Did you know that you have at least two “estates”? Nearly everyone does. One estate is normally a subset of the other.
To plan your estate you must start by identifying it. So what is your estate?
Taxable Estate and Probate Estate
Usually “estate” means either your “taxable estate” or your “probate estate.” The taxable estate is all of the property that must be reported on your death tax return. You must report all assets in which you had what the tax law calls “incidents of ownership.”
Your probate estate is included within your taxable estate. The probate estate consists only of assets that will pass according to your will, and are therefore subject to probate laws and procedures. If you don’t have a will, then state law provides a default “will” for your probate estate.
You will be taxed on what you are legally entitled to fully control at your death. You can control assets that do not necessarily go through probate. If you get to determine who will get something upon your death, generally it is counted as part of your taxable estate.
Understanding Legal Title
Confusion between taxable and probate estates may come from the legal concept of title and how various title options affect the procedure for transferring assets upon death.
To illustrate, you hold legal title to (1) assets in your sole name, (2) your share of assets that are owned in joint tenancy with rights of survivorship, (3) assets that pass to designated beneficiaries by contract like life insurance or annuities, and (4) assets in a trust in which you have retained rights. The different types of title affect the process of transferring the assets upon death.
Two kinds of assets pass according to your will: assets that are owned in your sole name, and beneficiary or trust assets that have your “estate”—meaning probate estate—listed as beneficiary upon your death. These make up your probate estate.
Joint tenancy assets pass to the surviving owner according to property law. Beneficiary assets like annuities, IRAs and pay-on-death investments pass to the named beneficiary according to contract law. Assets in trust pass to the remainder beneficiaries according to the trust agreement, governed by contract law. These are part of your taxable estate, but don’t go through probate.
The most puzzling asset might be life insurance, when you have individuals named as beneficiaries; when the beneficiary is not your estate. You cannot spend the death benefit, and it won’t be part of your probate estate. But since you have the right to name the beneficiary, then you have incidents of ownership…control over who will get the money. That death benefit is part of your taxable estate even though it is not part of your probate estate.
Note the difference between joint tenancy and tenants in common. Real estate and other assets you own either way is included in your taxable estate. Joint tenancy, according to property law, passes to the surviving joint owners. It does not follow your will, so is not part of your probate estate.
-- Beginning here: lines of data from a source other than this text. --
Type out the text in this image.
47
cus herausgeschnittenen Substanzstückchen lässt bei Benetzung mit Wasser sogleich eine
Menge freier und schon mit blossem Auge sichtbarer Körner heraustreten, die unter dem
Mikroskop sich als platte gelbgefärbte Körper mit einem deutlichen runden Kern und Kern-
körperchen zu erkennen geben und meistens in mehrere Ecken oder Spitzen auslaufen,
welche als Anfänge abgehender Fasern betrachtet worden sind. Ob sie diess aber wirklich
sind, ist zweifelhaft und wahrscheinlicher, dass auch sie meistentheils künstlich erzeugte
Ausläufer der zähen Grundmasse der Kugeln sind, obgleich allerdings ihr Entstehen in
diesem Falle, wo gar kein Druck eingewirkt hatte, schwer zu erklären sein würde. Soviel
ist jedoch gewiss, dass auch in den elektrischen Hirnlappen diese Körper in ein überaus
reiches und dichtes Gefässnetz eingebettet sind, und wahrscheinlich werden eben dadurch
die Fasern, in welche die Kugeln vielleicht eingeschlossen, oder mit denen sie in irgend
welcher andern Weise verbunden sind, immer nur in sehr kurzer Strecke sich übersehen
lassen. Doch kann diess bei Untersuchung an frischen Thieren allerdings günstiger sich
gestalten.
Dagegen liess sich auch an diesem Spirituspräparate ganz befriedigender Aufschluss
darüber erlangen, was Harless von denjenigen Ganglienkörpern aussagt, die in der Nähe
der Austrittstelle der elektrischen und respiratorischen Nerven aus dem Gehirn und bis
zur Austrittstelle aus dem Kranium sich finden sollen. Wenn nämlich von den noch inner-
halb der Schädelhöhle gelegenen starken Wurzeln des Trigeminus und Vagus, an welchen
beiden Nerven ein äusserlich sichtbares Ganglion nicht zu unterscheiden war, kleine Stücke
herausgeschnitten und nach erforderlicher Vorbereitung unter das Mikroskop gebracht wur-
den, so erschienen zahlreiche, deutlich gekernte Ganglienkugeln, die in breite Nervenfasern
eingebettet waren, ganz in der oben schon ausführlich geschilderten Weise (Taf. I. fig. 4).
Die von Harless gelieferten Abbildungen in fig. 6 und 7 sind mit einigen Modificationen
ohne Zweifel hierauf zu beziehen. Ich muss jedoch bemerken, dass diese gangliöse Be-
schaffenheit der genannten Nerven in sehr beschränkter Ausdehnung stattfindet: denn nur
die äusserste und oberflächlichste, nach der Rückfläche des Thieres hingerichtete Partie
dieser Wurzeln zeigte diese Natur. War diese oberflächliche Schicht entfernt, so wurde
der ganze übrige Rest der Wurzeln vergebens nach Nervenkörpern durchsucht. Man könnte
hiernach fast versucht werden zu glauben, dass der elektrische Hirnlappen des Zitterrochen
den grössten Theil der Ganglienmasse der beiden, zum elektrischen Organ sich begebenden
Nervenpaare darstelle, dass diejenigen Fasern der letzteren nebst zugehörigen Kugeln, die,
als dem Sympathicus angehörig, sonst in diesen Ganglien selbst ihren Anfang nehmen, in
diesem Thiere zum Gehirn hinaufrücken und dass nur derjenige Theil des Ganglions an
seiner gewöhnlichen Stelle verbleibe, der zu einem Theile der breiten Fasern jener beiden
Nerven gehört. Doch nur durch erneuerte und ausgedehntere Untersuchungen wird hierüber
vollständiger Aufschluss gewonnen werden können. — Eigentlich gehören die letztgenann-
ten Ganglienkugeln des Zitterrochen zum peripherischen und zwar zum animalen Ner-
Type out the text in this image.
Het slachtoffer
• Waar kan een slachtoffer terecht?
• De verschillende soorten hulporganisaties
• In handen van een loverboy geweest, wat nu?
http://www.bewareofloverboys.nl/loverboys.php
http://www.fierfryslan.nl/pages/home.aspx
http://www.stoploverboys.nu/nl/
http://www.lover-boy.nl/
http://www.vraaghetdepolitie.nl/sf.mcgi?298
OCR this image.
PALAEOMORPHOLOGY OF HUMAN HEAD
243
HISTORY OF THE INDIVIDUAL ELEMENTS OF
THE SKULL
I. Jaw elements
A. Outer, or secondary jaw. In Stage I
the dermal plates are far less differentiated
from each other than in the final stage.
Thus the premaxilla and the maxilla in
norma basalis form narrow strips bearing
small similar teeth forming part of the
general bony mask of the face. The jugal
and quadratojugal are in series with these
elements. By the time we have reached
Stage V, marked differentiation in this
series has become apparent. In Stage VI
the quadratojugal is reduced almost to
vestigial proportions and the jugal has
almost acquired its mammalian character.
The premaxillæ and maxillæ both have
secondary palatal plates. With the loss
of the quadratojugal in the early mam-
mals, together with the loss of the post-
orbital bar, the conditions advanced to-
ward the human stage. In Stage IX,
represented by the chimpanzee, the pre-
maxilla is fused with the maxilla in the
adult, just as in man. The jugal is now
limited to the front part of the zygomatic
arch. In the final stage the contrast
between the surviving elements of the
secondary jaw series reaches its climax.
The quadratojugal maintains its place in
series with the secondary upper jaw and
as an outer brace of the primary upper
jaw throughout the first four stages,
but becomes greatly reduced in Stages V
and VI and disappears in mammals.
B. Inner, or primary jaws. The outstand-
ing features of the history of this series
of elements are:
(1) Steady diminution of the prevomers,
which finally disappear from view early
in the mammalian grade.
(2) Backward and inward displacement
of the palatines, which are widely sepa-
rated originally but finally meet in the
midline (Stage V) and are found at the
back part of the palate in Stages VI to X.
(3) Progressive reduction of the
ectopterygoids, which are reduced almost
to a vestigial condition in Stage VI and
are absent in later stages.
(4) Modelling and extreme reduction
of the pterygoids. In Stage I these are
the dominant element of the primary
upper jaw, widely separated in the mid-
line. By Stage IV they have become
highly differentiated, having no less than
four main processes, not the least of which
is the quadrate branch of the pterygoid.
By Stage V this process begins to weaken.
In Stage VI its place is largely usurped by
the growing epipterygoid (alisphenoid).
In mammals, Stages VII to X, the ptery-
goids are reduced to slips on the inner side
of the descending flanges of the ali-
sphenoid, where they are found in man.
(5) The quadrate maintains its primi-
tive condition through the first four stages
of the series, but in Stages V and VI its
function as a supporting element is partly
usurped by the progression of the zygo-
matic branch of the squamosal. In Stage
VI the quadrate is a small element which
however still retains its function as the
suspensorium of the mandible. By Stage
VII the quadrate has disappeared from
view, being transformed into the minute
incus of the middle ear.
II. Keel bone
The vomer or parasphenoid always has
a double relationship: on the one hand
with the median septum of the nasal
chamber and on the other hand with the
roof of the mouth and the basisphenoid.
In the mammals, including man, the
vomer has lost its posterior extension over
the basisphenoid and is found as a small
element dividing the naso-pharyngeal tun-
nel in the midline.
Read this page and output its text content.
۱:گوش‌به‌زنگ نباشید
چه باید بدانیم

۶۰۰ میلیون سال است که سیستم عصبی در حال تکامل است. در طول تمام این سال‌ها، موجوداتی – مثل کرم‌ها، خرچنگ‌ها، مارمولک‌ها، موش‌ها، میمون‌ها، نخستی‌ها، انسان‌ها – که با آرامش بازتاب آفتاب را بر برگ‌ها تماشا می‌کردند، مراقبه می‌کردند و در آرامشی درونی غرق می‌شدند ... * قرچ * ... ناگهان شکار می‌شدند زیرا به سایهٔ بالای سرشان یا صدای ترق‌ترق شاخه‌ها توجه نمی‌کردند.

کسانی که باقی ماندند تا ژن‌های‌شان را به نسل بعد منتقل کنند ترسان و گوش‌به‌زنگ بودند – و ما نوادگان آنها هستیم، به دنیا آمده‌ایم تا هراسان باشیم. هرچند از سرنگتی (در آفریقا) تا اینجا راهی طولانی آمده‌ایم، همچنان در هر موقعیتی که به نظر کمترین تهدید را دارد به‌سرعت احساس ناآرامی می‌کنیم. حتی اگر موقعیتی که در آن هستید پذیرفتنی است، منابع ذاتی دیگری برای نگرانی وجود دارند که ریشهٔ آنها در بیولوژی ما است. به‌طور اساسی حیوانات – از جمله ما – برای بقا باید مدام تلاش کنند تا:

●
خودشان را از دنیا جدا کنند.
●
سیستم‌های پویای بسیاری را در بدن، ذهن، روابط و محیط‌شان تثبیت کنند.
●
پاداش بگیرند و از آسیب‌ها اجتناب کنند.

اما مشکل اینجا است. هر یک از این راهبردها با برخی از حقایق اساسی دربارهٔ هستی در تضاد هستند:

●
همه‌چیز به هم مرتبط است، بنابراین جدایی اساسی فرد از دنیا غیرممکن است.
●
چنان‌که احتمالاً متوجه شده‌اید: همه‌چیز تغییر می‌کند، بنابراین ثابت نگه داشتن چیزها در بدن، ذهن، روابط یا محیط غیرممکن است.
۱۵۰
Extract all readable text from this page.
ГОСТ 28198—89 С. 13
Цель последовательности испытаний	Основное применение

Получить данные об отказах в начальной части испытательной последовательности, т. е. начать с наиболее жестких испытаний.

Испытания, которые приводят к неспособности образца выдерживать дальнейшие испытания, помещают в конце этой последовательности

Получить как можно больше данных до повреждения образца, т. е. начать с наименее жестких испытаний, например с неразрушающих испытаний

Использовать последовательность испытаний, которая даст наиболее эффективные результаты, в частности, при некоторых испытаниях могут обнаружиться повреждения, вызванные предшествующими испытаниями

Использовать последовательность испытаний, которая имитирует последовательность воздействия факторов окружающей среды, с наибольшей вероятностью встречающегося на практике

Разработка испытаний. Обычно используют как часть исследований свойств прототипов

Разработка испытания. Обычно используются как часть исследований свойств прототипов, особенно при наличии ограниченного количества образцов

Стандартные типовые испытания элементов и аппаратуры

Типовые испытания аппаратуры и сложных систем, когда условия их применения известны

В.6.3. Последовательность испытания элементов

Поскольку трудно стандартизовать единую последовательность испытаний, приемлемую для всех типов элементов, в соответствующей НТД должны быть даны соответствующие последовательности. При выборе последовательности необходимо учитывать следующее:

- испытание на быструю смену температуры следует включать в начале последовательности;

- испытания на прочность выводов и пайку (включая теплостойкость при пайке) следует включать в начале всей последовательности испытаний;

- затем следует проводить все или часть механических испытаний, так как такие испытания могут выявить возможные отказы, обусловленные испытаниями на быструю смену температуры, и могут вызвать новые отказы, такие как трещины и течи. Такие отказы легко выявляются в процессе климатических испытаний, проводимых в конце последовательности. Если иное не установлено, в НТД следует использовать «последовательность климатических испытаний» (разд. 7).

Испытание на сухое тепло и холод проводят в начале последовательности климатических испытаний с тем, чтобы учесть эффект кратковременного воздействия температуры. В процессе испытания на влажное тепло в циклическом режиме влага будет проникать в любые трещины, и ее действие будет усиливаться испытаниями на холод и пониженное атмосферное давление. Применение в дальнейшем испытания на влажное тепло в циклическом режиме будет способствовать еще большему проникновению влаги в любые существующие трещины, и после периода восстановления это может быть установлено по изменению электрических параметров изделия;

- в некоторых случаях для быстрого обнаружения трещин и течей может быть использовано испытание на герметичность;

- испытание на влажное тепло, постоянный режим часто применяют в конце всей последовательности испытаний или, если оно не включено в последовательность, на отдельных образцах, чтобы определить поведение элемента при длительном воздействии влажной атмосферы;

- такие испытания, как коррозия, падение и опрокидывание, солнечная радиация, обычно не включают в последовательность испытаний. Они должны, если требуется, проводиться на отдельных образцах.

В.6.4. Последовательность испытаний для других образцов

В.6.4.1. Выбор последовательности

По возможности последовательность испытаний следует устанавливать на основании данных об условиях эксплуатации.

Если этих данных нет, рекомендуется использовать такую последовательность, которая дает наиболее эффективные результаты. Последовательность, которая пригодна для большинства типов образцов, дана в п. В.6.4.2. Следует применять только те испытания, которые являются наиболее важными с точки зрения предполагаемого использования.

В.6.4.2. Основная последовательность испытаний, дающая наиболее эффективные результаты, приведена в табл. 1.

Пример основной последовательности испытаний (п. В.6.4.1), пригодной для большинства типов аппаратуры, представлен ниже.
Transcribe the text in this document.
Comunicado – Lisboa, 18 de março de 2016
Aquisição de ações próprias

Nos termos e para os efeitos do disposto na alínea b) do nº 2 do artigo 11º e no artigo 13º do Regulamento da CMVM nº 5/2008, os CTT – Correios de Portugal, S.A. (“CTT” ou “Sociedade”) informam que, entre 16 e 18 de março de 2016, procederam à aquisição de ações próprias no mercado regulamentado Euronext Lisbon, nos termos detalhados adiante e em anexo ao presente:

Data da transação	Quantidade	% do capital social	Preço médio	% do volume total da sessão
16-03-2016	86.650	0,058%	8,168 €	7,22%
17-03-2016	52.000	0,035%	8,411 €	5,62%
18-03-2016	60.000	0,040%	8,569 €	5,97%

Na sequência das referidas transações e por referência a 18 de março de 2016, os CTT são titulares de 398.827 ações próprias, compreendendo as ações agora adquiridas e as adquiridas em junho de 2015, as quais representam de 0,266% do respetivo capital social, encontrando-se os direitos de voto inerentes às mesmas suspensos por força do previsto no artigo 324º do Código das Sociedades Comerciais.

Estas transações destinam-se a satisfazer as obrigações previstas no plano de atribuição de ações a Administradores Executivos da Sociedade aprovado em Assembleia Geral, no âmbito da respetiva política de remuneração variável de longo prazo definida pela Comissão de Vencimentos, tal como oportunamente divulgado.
Your tenant in common ownership interest, however, passes according to your will. An interest as a tenant in common is ownership of your fraction in your sole name, in your probate estate.
Assets you own in trust, like a living trust or land trust, are within your control. They will be counted as part of your taxable estate. Unless your trust says the assets go to your “estate” upon death, they won’t be included in your probate estate. Trust assets will pass according to the trust contract to the trust beneficiaries.
Coordination is critical!
Failure to properly title your assets is a leading cause of plan failure. Generally speaking, if you use a will or a living trust for your estate plan, you will need to avoid joint tenancy and designating individuals as beneficiaries of life insurance, annuities and other investments.
Imagine that your will includes estate tax provisions, asset protection for your spouse or other heirs, and dictates how the farm will be divided among your children. If your farm does not go through probate, it won’t follow your will. Avoiding probate means avoiding your plan for distribution of your estate!
Likewise, if you create a living trust to direct division and distribution of your estate, you should not have assets in joint tenancy or designated to go to individual beneficiaries! Such assets will bypass your trust and defeat your plan.
A critical part of making your estate plan work is the careful review of all asset titles, and the retitling of your entire taxable estate to make sure everything follows your plan.